I might try an "all night delight" with a "Box Hill thrill" too (I know a good route back up Chapel Lane ) - although, if Gersh is organising it he'll not be there on time and he'll be off to the rugby club half way through. 
And luke will be floating in beer...
and Davy will be between pitta breads...
and Metcheck will be forecasting blizzards...


----------



## 4F (26 Oct 2009)

I have officially got a pass for this one


----------



## Aperitif (26 Oct 2009)

4F said:


> I have officially got a pass for this one



But there's nowt to see down South Tony - are you sure?


----------



## 4F (26 Oct 2009)

Aperitif said:


> But there's nowt to see down South Tony - are you sure?



I am from "down south" teef !, I know what I am looking for


----------



## ianrauk (26 Oct 2009)

Damn and blast.. no one told me there wasn't anything to see down south.. oh well.. might as well pack up and go home.. hold on... that's South too, not only South but South East Yegods!!!


----------



## stevevw (26 Oct 2009)

Tony be nice to see you again. My shout this time.


----------



## Aperitif (26 Oct 2009)

OK- let's go to Watford!


----------



## 4F (26 Oct 2009)

stevevw said:


> Tony be nice to see you again. My shout this time.



 OK Steve if you insist


----------



## ianrauk (26 Oct 2009)

Did someone mention a beer?



4F said:


> OK Steve if you insist


----------



## Auntie Helen (30 Oct 2009)

Now I had this in my diary and everything, having sacrificed a fairly new back light on the original ride (plus knocked out half my teeth with the potholes) but I now discover you're going up Box Hill. Box *Hill?* Not sure if it's wise for me to join you all as I shall slow you down so much.


----------



## redjedi (31 Oct 2009)

Don't be put off by Box Hill Helen. You may find that some of us....ok maybe just me, will need to walk up some of it 

But it will be one more notch in your seatpost, and I've heard there's an excellent cafe at the top. Then you get to go down the other side.

I've just seen some videos of BH and there's a few points where you'll probably catch people up as they gasp for breath. Again this will probably just be me 

There's plans of 2 groups attacking Box Hill from different directions. There's the main CC ride from Richmond Park, and the FNRttCers coming up from Brighton. 

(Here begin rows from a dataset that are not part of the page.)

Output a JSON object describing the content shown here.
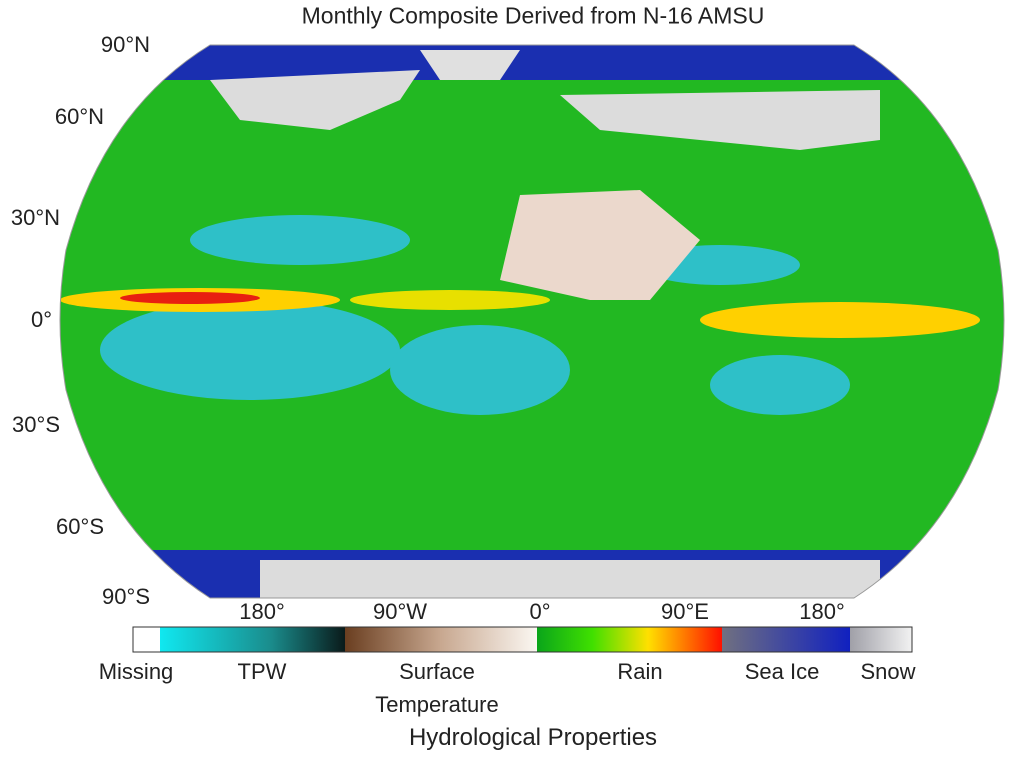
{
  "title": "Monthly Composite Derived from N-16 AMSU",
  "latitude_labels": [
    "90°N",
    "60°N",
    "30°N",
    "0°",
    "30°S",
    "60°S",
    "90°S"
  ],
  "longitude_labels": [
    "180°",
    "90°W",
    "0°",
    "90°E",
    "180°"
  ],
  "legend": {
    "labels": [
      "Missing",
      "TPW",
      "Surface Temperature",
      "Rain",
      "Sea Ice",
      "Snow"
    ],
    "title": "Hydrological Properties"
  }
}
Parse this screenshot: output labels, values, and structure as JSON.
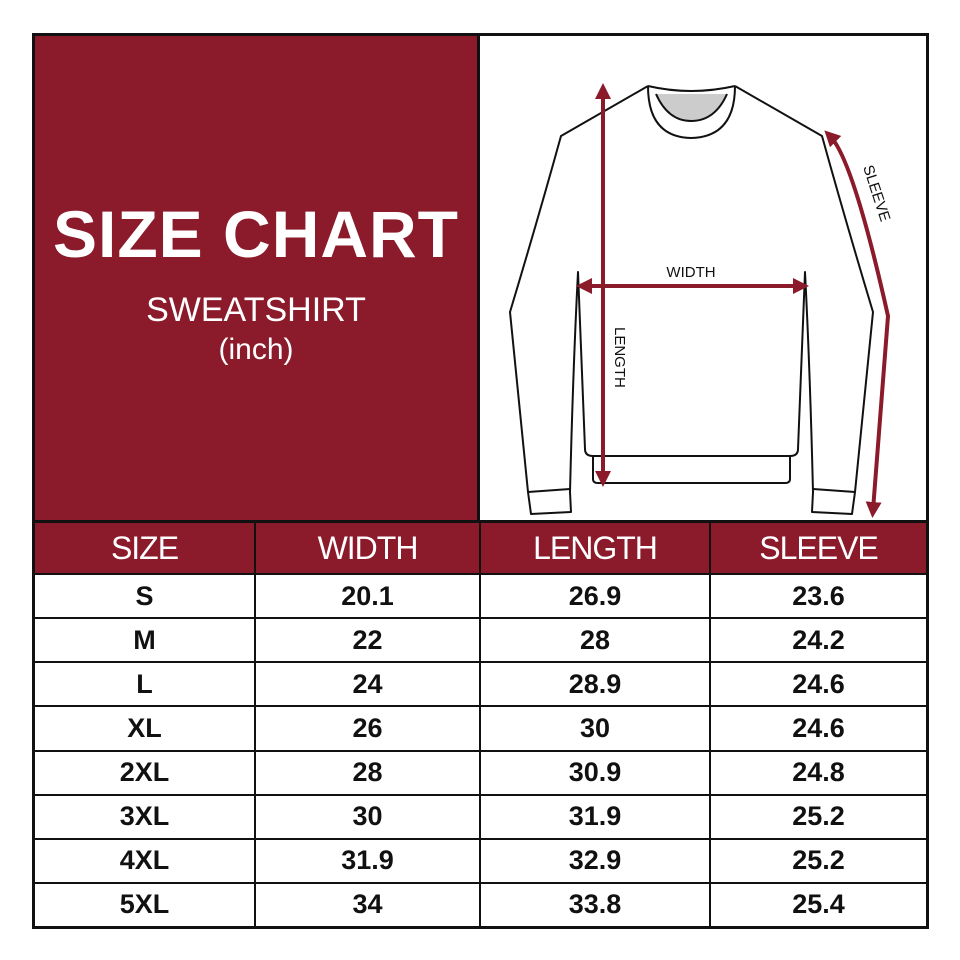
{
  "header": {
    "title": "SIZE CHART",
    "product": "SWEATSHIRT",
    "unit": "(inch)"
  },
  "diagram": {
    "width_label": "WIDTH",
    "length_label": "LENGTH",
    "sleeve_label": "SLEEVE",
    "arrow_color": "#8b1a2b"
  },
  "colors": {
    "brand": "#8b1a2b"
  },
  "table": {
    "headers": [
      "SIZE",
      "WIDTH",
      "LENGTH",
      "SLEEVE"
    ],
    "rows": [
      [
        "S",
        "20.1",
        "26.9",
        "23.6"
      ],
      [
        "M",
        "22",
        "28",
        "24.2"
      ],
      [
        "L",
        "24",
        "28.9",
        "24.6"
      ],
      [
        "XL",
        "26",
        "30",
        "24.6"
      ],
      [
        "2XL",
        "28",
        "30.9",
        "24.8"
      ],
      [
        "3XL",
        "30",
        "31.9",
        "25.2"
      ],
      [
        "4XL",
        "31.9",
        "32.9",
        "25.2"
      ],
      [
        "5XL",
        "34",
        "33.8",
        "25.4"
      ]
    ]
  }
}
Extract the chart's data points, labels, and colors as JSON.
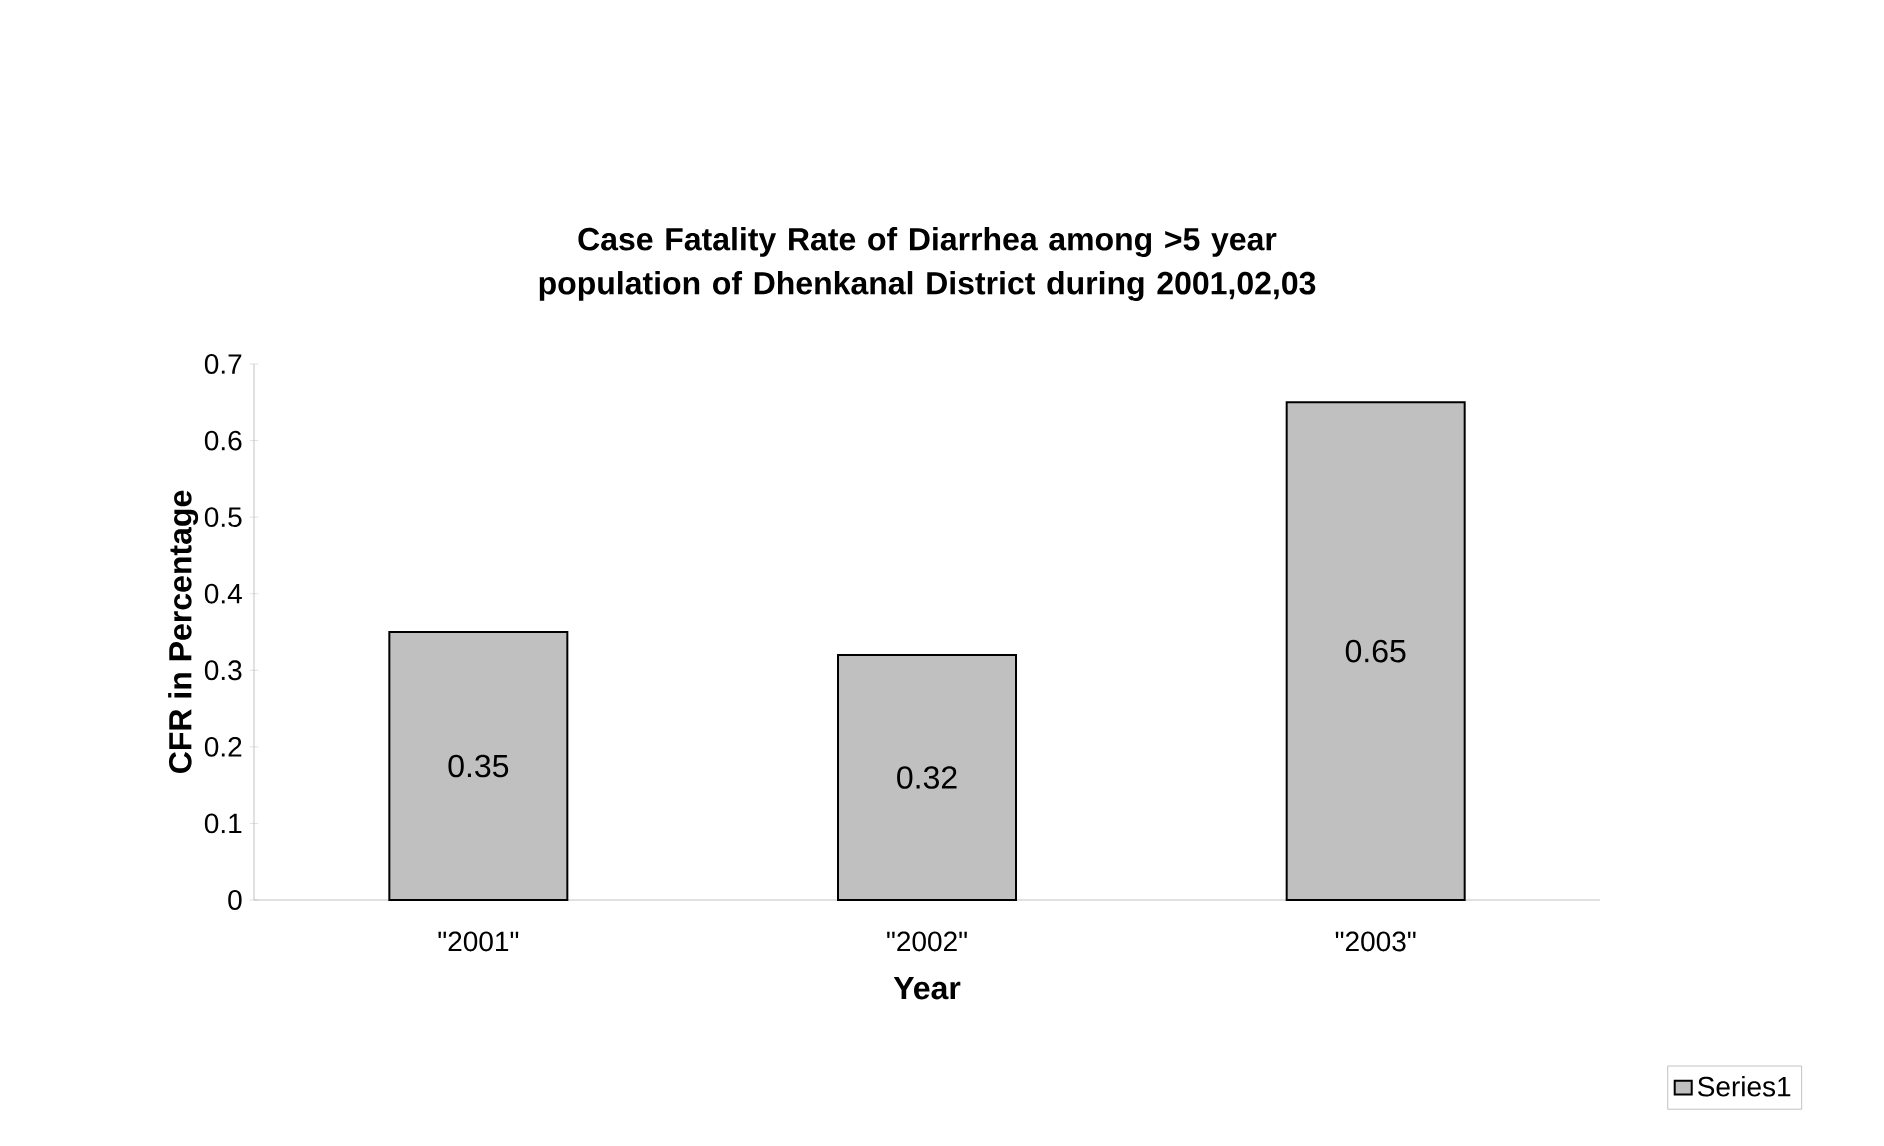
{
  "chart_data": {
    "type": "bar",
    "title": "Case Fatality Rate of Diarrhea among >5 year population of Dhenkanal District during 2001,02,03",
    "xlabel": "Year",
    "ylabel": "CFR in Percentage",
    "categories": [
      "\"2001\"",
      "\"2002\"",
      "\"2003\""
    ],
    "series": [
      {
        "name": "Series1",
        "color": "#c0c0c0",
        "values": [
          0.35,
          0.32,
          0.65
        ]
      }
    ],
    "ylim": [
      0,
      0.7
    ],
    "yticks": [
      0,
      0.1,
      0.2,
      0.3,
      0.4,
      0.5,
      0.6,
      0.7
    ],
    "data_labels": true,
    "grid": false,
    "legend": "right"
  }
}
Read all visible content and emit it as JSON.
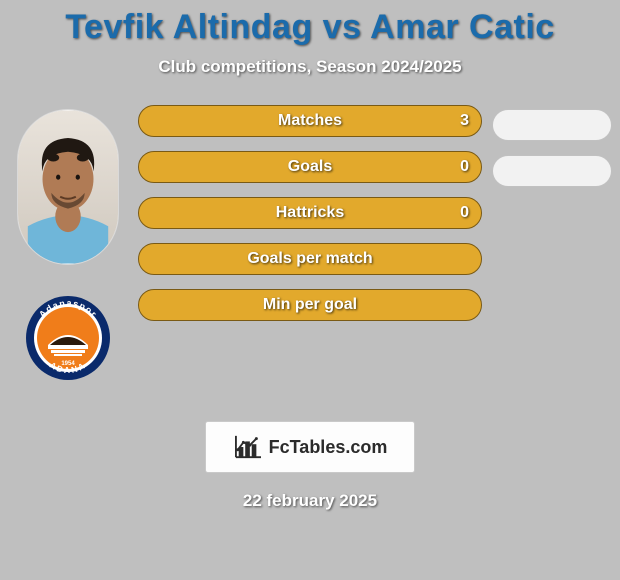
{
  "title": "Tevfik Altindag vs Amar Catic",
  "subtitle": "Club competitions, Season 2024/2025",
  "title_color": "#1b6bab",
  "subtitle_color": "#ffffff",
  "date_text": "22 february 2025",
  "date_color": "#ffffff",
  "background_color": "#bfbfbf",
  "bars": [
    {
      "label": "Matches",
      "left_value": "3",
      "show_right_pill": true
    },
    {
      "label": "Goals",
      "left_value": "0",
      "show_right_pill": true
    },
    {
      "label": "Hattricks",
      "left_value": "0",
      "show_right_pill": false
    },
    {
      "label": "Goals per match",
      "left_value": "",
      "show_right_pill": false
    },
    {
      "label": "Min per goal",
      "left_value": "",
      "show_right_pill": false
    }
  ],
  "bar_style": {
    "fill": "#e2a92c",
    "border": "#7a5a14",
    "label_color": "#ffffff"
  },
  "right_pill_fill": "#f2f2f2",
  "logo_text": "FcTables.com",
  "club": {
    "name": "Adanaspor",
    "ring_color": "#0a2a6b",
    "inner_color": "#f07d1a",
    "text_color": "#ffffff"
  },
  "player_photo": {
    "bg_top": "#e9e3db",
    "bg_bottom": "#cfc8be",
    "skin": "#b07b55",
    "hair": "#201812",
    "shirt": "#6fb6d9"
  }
}
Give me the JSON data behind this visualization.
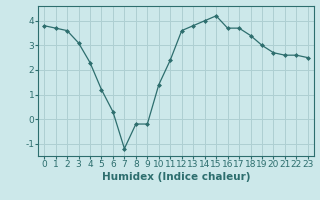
{
  "x": [
    0,
    1,
    2,
    3,
    4,
    5,
    6,
    7,
    8,
    9,
    10,
    11,
    12,
    13,
    14,
    15,
    16,
    17,
    18,
    19,
    20,
    21,
    22,
    23
  ],
  "y": [
    3.8,
    3.7,
    3.6,
    3.1,
    2.3,
    1.2,
    0.3,
    -1.2,
    -0.2,
    -0.2,
    1.4,
    2.4,
    3.6,
    3.8,
    4.0,
    4.2,
    3.7,
    3.7,
    3.4,
    3.0,
    2.7,
    2.6,
    2.6,
    2.5
  ],
  "line_color": "#2d6e6e",
  "bg_color": "#cce8ea",
  "grid_color": "#aecfd2",
  "xlabel": "Humidex (Indice chaleur)",
  "ylim": [
    -1.5,
    4.6
  ],
  "xlim": [
    -0.5,
    23.5
  ],
  "yticks": [
    -1,
    0,
    1,
    2,
    3,
    4
  ],
  "xticks": [
    0,
    1,
    2,
    3,
    4,
    5,
    6,
    7,
    8,
    9,
    10,
    11,
    12,
    13,
    14,
    15,
    16,
    17,
    18,
    19,
    20,
    21,
    22,
    23
  ],
  "xlabel_fontsize": 7.5,
  "tick_fontsize": 6.5
}
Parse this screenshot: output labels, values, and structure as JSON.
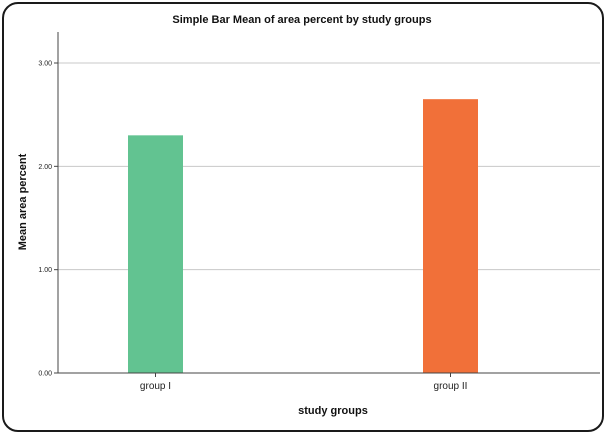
{
  "chart_data": {
    "type": "bar",
    "title": "Simple Bar Mean of area percent by study groups",
    "xlabel": "study groups",
    "ylabel": "Mean area percent",
    "categories": [
      "group I",
      "group II"
    ],
    "values": [
      2.3,
      2.65
    ],
    "colors": [
      "#62c391",
      "#f17039"
    ],
    "ylim": [
      0,
      3.0
    ],
    "yticks": [
      "0.00",
      "1.00",
      "2.00",
      "3.00"
    ],
    "grid": true
  }
}
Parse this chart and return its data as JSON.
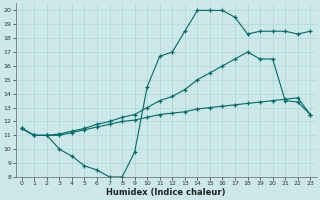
{
  "xlabel": "Humidex (Indice chaleur)",
  "bg_color": "#cce8e8",
  "line_color": "#006b6b",
  "xlim": [
    -0.5,
    23.5
  ],
  "ylim": [
    8,
    20.5
  ],
  "xticks": [
    0,
    1,
    2,
    3,
    4,
    5,
    6,
    7,
    8,
    9,
    10,
    11,
    12,
    13,
    14,
    15,
    16,
    17,
    18,
    19,
    20,
    21,
    22,
    23
  ],
  "yticks": [
    8,
    9,
    10,
    11,
    12,
    13,
    14,
    15,
    16,
    17,
    18,
    19,
    20
  ],
  "line1_x": [
    0,
    1,
    2,
    3,
    4,
    5,
    6,
    7,
    8,
    9,
    10,
    11,
    12,
    13,
    14,
    15,
    16,
    17,
    18,
    19,
    20,
    21,
    22,
    23
  ],
  "line1_y": [
    11.5,
    11.0,
    11.0,
    11.0,
    11.2,
    11.4,
    11.6,
    11.8,
    12.0,
    12.1,
    12.3,
    12.5,
    12.6,
    12.7,
    12.9,
    13.0,
    13.1,
    13.2,
    13.3,
    13.4,
    13.5,
    13.6,
    13.7,
    12.5
  ],
  "line2_x": [
    0,
    1,
    2,
    3,
    4,
    5,
    6,
    7,
    8,
    9,
    10,
    11,
    12,
    13,
    14,
    15,
    16,
    17,
    18,
    19,
    20,
    21,
    22,
    23
  ],
  "line2_y": [
    11.5,
    11.0,
    11.0,
    11.1,
    11.3,
    11.5,
    11.8,
    12.0,
    12.3,
    12.5,
    13.0,
    13.5,
    13.8,
    14.3,
    15.0,
    15.5,
    16.0,
    16.5,
    17.0,
    16.5,
    16.5,
    13.5,
    13.4,
    12.5
  ],
  "line3_x": [
    0,
    1,
    2,
    3,
    4,
    5,
    6,
    7,
    8,
    9,
    10,
    11,
    12,
    13,
    14,
    15,
    16,
    17,
    18,
    19,
    20,
    21,
    22,
    23
  ],
  "line3_y": [
    11.5,
    11.0,
    11.0,
    10.0,
    9.5,
    8.8,
    8.5,
    8.0,
    8.0,
    9.8,
    14.5,
    16.7,
    17.0,
    18.5,
    20.0,
    20.0,
    20.0,
    19.5,
    18.3,
    18.5,
    18.5,
    18.5,
    18.3,
    18.5
  ]
}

Hopefully we'll all meet at the bottom of the _slope_ and ascend together. Tea and cakes at the top before heading back to Richmond for more cake 

As a member of the inaugural Southern CC ride, you are oblidge to attend anyway


----------



## redjedi (31 Oct 2009)

CofG has also mentioned he may be doing a recce ride, so he can find the best way up 

Let me know when/if you plan on doing a recce CofG. I will probably be up for joining you. I need all the training I can get after having a month + off the bike.


----------



## redjedi (31 Oct 2009)

Here's an idea for a route

www.bikehike.co.uk/mapview.php?id=24899

I was trying to miss out Kingston so changes will be needed, and I don't know if all those roads are good for cycling.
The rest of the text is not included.